Create Secondary Index

When we create a secondary index, entries would be bulk loaded into one disk component of the secondary index. To ensure the correctness of component Id-based acceleration, we need to flush the primary index first, otherwise the newly created disk component of the secondary index would correspond to a partial memory component of the primary index. Thus, the new disk component of the secondary index simply receive the Id as the union of Ids of all disk components of the primary index.

Load dataset

Currently we only allow an empty dataset to be loaded once. For simplicity, we simple assign loaded components with Id [0, 0].

External Dataset

Component Id acceleration is mainly designed for internal datasets. However, to be consistent in the codebase, components of external datasets always get id [0, 0].

Legacy Dataset

For legacy datasets, the component Id is missing from disk component metadata. However, in order to work with legacy datasets, we simply treat missing component Id as a special case [-1, -1]. This renders component Id acceleration useless, but we still get correct search results from indexes.

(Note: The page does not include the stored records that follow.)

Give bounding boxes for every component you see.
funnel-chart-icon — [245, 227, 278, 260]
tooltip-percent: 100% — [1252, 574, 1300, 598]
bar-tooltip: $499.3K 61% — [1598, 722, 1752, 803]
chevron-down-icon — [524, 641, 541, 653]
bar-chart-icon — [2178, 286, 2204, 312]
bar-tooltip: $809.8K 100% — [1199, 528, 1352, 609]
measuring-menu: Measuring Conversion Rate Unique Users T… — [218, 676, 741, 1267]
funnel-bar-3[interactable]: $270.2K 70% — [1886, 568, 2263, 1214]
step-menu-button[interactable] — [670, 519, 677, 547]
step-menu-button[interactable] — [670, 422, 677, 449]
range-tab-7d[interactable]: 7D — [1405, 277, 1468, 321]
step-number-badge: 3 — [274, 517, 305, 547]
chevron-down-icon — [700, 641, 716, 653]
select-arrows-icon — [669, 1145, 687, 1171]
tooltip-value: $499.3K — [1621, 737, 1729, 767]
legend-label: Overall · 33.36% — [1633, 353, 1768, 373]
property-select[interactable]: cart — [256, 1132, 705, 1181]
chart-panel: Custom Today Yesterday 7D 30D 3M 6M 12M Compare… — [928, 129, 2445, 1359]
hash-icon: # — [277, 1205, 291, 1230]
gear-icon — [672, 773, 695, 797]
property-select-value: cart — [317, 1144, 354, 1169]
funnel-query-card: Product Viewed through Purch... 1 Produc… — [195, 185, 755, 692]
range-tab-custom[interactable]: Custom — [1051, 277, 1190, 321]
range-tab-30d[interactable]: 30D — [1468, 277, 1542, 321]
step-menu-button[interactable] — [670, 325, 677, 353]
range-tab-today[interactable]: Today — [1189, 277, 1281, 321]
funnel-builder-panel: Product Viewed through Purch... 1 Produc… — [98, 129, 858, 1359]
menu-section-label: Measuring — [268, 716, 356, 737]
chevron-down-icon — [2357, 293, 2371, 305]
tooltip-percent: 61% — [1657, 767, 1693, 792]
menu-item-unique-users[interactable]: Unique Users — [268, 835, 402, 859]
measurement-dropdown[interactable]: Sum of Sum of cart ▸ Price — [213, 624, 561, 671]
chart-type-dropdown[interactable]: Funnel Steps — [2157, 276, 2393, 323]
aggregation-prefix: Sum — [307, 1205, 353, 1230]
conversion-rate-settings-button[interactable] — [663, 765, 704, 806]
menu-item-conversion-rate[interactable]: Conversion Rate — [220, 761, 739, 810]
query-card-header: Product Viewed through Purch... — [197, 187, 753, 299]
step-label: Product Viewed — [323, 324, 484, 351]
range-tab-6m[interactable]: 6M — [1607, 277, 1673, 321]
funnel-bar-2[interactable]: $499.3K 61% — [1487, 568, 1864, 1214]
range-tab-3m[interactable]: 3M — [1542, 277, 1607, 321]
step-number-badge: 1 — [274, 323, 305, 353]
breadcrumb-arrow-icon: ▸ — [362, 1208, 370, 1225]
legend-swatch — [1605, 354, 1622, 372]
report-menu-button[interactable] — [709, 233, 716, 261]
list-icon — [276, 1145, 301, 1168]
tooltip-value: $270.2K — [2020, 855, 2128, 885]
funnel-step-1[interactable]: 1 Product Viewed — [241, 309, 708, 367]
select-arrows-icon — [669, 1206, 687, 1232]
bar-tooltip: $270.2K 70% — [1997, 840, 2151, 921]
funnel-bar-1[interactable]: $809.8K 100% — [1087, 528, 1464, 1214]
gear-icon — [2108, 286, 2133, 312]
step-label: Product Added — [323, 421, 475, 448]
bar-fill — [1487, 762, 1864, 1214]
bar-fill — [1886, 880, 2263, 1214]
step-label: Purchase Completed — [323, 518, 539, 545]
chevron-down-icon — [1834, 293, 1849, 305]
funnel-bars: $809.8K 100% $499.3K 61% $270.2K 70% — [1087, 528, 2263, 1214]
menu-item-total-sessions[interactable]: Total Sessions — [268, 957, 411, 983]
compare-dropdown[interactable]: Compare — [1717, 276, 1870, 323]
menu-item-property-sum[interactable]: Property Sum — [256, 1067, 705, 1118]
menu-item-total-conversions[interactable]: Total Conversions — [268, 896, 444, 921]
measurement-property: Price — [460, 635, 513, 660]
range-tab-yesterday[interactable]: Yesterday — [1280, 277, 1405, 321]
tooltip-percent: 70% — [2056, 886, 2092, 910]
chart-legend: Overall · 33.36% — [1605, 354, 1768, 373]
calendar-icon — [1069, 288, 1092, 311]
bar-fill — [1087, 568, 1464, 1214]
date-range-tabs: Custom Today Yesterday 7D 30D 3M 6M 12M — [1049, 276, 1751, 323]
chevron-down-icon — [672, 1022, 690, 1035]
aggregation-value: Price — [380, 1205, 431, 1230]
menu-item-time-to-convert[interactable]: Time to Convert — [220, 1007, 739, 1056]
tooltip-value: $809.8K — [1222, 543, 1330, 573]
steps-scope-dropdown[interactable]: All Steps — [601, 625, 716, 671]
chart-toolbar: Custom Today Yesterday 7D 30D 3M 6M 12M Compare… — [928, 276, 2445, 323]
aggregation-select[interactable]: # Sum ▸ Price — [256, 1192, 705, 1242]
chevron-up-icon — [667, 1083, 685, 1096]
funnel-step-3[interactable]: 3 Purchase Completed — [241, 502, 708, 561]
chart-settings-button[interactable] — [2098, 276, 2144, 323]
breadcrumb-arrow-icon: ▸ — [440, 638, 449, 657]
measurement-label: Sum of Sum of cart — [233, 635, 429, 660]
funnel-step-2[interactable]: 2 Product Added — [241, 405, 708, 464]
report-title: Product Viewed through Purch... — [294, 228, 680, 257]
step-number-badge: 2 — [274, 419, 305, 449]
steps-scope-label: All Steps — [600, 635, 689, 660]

Exploit Component Id for Query Processing

To exploit component Id for query processing, for each matching pk, the secondary index outputs the id of the component where the pk is found. When intersecting pks returned from multiple secondary indexes, we select the best component Id (with smallest interval length) by performing an extra aggregation on the component Id field. Finally, during primary index lookups, we only check the pk with components having overlapping Id with the input Id. Thus, the input Id would serve the purpose of pruning unnecessary components during lookup, improving the performance of primary index lookups.